Goal 10: Evidence-Based and Informed Practices
Increase the availability of and capacity for evidence-based practices/interventions along the continuum of prevention through treatment.
Goal 11: Trauma-Informed Care Community
Enhance the community’s ability to effectively identify and respond to children and families who have been exposed to trauma.
Goal 12: Behavioral Health Intervention
Address the needs of children and youth with emerging behavioral health issues who have not been able to access appropriate, timely and matching treatment services in the community.
Develop an improved service network for high risk children to include appropriate evidence-based practices, care coordination, and crisis intervention/stabilization, in order to improve the outcomes for those served.
Develop expanded continuum of care of services for youth with Developmental Disabilities/Autism.

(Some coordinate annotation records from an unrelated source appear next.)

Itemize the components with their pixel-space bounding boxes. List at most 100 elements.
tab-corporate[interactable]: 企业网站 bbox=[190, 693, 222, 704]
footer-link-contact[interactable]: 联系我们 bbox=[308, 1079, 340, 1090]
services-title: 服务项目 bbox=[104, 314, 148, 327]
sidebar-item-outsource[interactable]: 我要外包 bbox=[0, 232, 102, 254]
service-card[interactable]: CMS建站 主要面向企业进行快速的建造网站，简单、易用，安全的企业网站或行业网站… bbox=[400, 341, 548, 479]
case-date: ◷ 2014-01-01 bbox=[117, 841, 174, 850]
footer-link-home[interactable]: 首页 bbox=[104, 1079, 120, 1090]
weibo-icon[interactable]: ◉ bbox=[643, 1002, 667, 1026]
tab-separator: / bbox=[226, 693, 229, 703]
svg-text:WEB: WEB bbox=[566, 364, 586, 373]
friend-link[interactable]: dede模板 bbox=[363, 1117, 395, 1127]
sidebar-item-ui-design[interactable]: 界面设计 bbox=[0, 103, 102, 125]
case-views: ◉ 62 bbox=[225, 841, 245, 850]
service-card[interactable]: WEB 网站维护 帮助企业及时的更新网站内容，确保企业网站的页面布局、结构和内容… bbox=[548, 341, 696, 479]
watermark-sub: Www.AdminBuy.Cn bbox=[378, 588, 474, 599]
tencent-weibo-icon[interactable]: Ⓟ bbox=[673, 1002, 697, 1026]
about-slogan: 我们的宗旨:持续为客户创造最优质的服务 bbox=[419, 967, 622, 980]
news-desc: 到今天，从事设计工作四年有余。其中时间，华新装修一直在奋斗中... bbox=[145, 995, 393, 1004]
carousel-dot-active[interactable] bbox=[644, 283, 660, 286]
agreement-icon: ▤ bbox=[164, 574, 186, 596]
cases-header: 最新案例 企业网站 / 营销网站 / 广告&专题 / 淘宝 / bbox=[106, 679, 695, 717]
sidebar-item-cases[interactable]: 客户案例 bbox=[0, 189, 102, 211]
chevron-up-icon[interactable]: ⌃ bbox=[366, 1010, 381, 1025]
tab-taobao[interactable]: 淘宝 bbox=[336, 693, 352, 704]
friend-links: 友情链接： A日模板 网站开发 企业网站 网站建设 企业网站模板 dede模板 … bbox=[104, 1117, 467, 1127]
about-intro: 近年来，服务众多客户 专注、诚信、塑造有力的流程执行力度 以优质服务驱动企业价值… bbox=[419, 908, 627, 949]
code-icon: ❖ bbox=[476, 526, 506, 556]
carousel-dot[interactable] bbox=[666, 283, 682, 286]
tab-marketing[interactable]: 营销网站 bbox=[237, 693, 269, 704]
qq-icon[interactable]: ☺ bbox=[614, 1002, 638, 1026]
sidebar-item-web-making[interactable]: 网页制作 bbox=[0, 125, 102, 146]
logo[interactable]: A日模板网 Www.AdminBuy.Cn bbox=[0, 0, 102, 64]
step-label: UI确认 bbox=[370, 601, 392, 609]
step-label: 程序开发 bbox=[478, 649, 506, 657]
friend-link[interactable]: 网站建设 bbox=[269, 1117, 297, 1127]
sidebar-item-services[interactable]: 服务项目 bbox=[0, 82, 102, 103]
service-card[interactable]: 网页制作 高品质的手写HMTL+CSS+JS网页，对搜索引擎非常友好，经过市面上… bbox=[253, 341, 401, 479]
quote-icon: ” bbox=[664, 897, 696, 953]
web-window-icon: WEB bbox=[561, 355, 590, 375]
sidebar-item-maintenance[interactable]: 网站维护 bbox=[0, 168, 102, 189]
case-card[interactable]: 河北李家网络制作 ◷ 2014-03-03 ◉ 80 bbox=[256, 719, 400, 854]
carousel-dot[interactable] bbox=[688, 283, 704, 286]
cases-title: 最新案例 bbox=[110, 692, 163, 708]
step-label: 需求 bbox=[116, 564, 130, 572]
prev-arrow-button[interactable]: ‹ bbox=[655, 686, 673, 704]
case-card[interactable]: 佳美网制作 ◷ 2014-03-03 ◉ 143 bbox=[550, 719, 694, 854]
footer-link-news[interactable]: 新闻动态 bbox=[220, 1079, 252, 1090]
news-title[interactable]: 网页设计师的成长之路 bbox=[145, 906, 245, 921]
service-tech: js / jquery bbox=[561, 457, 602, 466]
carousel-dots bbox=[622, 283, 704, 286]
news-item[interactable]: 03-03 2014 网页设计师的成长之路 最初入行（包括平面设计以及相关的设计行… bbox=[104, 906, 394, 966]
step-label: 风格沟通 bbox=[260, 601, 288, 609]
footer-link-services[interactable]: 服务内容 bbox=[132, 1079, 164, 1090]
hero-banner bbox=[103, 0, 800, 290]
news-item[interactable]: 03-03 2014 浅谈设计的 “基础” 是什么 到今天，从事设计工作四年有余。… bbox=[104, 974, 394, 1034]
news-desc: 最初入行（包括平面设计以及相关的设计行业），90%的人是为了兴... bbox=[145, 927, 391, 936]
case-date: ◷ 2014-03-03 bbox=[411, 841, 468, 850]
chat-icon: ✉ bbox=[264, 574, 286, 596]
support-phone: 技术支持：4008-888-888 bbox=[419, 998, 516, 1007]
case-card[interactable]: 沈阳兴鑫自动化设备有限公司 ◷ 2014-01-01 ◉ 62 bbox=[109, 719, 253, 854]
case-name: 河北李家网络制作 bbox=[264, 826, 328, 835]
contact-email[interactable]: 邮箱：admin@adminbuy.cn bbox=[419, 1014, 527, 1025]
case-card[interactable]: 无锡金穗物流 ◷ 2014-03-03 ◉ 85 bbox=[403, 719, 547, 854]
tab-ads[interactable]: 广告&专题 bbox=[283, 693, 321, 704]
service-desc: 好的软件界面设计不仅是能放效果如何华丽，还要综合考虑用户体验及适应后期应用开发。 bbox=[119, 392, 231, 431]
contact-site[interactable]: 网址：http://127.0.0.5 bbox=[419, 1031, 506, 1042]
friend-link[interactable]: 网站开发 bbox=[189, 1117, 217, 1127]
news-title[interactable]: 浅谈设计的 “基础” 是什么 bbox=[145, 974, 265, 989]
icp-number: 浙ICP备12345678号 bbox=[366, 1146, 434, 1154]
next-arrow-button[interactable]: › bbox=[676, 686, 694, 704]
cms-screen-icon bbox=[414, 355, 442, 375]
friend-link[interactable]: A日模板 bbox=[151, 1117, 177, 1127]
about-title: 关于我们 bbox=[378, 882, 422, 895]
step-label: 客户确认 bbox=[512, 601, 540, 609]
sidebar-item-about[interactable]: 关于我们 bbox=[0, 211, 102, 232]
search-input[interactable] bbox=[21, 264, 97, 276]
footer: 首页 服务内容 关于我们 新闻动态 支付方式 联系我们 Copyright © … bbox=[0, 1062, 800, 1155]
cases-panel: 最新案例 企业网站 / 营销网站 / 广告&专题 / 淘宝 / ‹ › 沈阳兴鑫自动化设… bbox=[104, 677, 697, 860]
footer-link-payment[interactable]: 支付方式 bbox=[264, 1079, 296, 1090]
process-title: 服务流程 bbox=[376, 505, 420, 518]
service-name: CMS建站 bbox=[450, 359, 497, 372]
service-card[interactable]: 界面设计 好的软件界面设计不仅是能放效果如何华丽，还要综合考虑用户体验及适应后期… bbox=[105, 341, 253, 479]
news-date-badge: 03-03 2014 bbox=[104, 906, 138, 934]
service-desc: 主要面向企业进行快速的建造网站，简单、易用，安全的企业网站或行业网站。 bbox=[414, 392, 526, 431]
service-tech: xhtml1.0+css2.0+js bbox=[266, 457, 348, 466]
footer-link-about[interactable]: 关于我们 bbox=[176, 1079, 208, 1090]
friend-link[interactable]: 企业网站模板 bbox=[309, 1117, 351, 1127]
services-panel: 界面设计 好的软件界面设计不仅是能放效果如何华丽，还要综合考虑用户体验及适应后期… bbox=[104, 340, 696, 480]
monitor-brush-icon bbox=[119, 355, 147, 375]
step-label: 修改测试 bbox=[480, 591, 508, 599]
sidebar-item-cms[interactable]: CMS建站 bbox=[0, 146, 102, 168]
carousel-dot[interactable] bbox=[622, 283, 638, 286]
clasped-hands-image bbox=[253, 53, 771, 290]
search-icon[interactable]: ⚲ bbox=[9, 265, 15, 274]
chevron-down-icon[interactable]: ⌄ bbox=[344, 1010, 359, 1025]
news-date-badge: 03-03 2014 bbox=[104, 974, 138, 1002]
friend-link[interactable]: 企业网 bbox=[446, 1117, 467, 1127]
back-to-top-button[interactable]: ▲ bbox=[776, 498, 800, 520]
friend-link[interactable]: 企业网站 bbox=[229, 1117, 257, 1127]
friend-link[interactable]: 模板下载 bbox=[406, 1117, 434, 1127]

These strategies identify that a needs assessment and service inventory of existing services and supports is necessary to identify critical service gaps for this population leading to a plan that will be developed to address the critical service gaps; that an outreach campaign and social messaging will help to promote earlier identification of children with DD/Autism; and that this population needs additional transition planning, access to crisis stabilization, case management, care coordination along with a community awareness campaign educating the community about the special needs of these children and youth.
Goal 15: Transition Age Youth
Provide coordinated services and supports for youth and young adults of transition age, both those still in school and those who have left school. Reduce the number of youth of transition age who are living with unidentified and untreated serious mental illness who have signs and/or symptoms of a serious mental health condition that emerged before they transition out of youth-serving systems/programs.